What would you like to see in the data and analytics industry in the next decade?

In the past decade, it was the ability to process large data faster. In the next decade, all the disparate data will converge, which will enable predictive analysis much faster than ever before.  We’re already seeing signs of this, like the mobile alert we get about our upcoming trip or a sale on clothing we looked at the previous day online, etc. All fields, especially the medical field, will benefit immensely from combining this analytic power with the Internet of Things (IOT)

You talk a lot about fear. What were your fears and how did you conquer them?

Fear of speaking up. Fear of asking for help or asking too many questions. Fear of failure. Fear of not being able to find a job after taking a break for personal reasons. Fear of conflict... fear of presenting etc., I've learned the best way to conquer fear is to face it head on.  There have been many in my life who have helped me conquer fear. Once faced, that fear no longer exists. Now I am one of those who help others conquer fear -- and that is very rewarding.

What does it mean to you to have a seat at the table? 

I am inspired by Sheryl Sandburg’s conversations about having a seat at the table. I always had ideas, but feared sharing them. It was a struggle to share with others what I knew and could deliver while sitting at a table dominated by men. 

I was awaiting male approval of me and my abilities.  I had to push myself every step of the way, which was hard initially. But now I'm okay sharing what I know and asking for what I believe I deserve. It’s still a lot of hard work. I’ve been labelled "aggressive" for displaying behaviors that are considered assertive in male counterparts. At times when I’ve been empathic, I’ve been considered weak. I say all that to emphasize that having a seat at the table means showing up as my full self – energy, flaws, intelligence – everything I’ve got.
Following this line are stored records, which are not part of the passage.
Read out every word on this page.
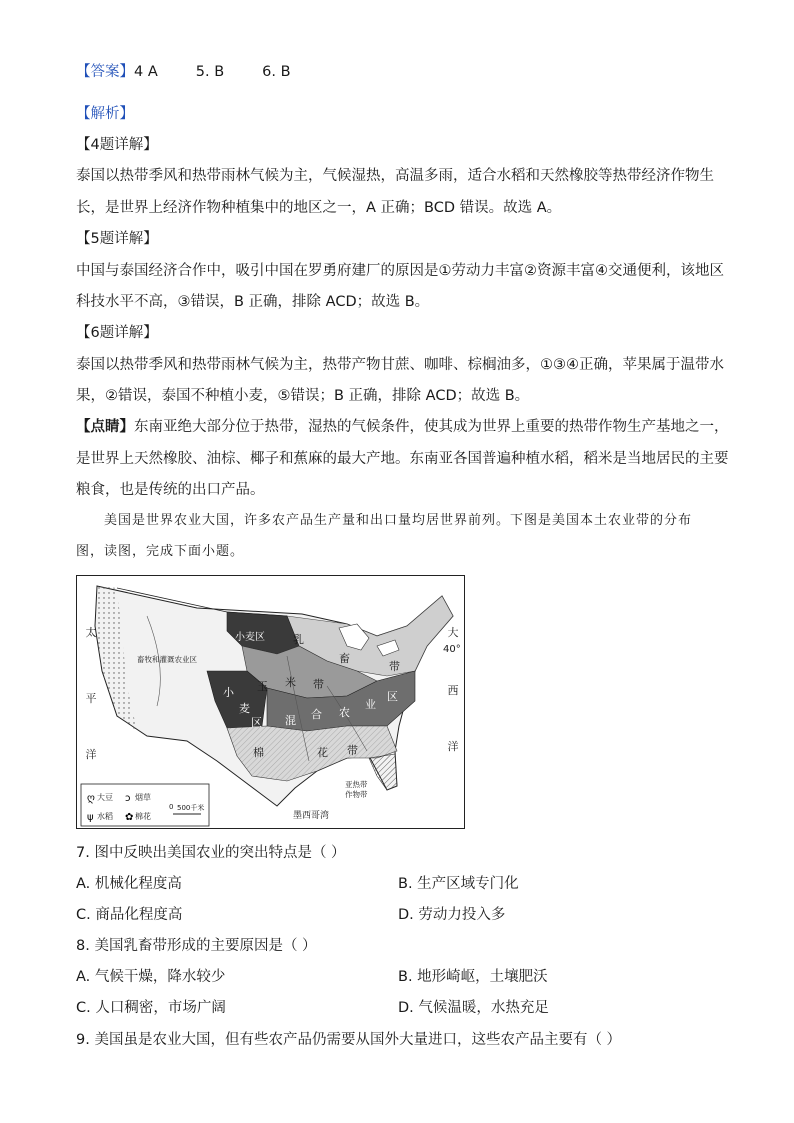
【答案】4 A	5. B	6. B
【解析】
【4题详解】
泰国以热带季风和热带雨林气候为主，气候湿热，高温多雨，适合水稻和天然橡胶等热带经济作物生
长，是世界上经济作物种植集中的地区之一，A 正确；BCD 错误。故选 A。
【5题详解】
中国与泰国经济合作中，吸引中国在罗勇府建厂的原因是①劳动力丰富②资源丰富④交通便利，该地区
科技水平不高，③错误，B 正确，排除 ACD；故选 B。
【6题详解】
泰国以热带季风和热带雨林气候为主，热带产物甘蔗、咖啡、棕榈油多，①③④正确，苹果属于温带水
果，②错误，泰国不种植小麦，⑤错误；B 正确，排除 ACD；故选 B。
【点睛】东南亚绝大部分位于热带，湿热的气候条件，使其成为世界上重要的热带作物生产基地之一，
是世界上天然橡胶、油棕、椰子和蕉麻的最大产地。东南亚各国普遍种植水稻，稻米是当地居民的主要
粮食，也是传统的出口产品。
美国是世界农业大国，许多农产品生产量和出口量均居世界前列。下图是美国本土农业带的分布
图，读图，完成下面小题。
ღ	ↄ
ψ	✿
太
平
洋
大
西
洋
40°
小麦区	乳
畜
带
畜牧和灌溉农业区
玉 米 带
小
麦
区 混 合 农
业
区
棉	花 带
亚热带
作物带
墨西哥湾
大豆	烟草
水稻	棉花
0 500千米
7. 图中反映出美国农业的突出特点是（ ）
A. 机械化程度高	B. 生产区域专门化
C. 商品化程度高	D. 劳动力投入多
8. 美国乳畜带形成的主要原因是（ ）
A. 气候干燥，降水较少	B. 地形崎岖，土壤肥沃
C. 人口稠密，市场广阔	D. 气候温暖，水热充足
9. 美国虽是农业大国，但有些农产品仍需要从国外大量进口，这些农产品主要有（ ）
I want to help other women navigate what it means to sit at the table with their complete selves.

What’s been your greatest career accomplishment?

I have been coaching many teams in several organizations about big data since the day I recognized the greatness of this technology. My biggest career achievement is making a difference in others’ lives, especially young women. Besides getting them up to speed in big data technology, my life goal is to show them this career path and inspire them to pursue it.

How do you unwind?

I do a lot of volunteering. I'm passionate about Habitat for Humanity. Previously, I volunteered in a cultural language school. I love to travel. I started going to cultural dance class after my daughter started driving. I also like to walk and go for bike rides with my neighborhood girlfriends.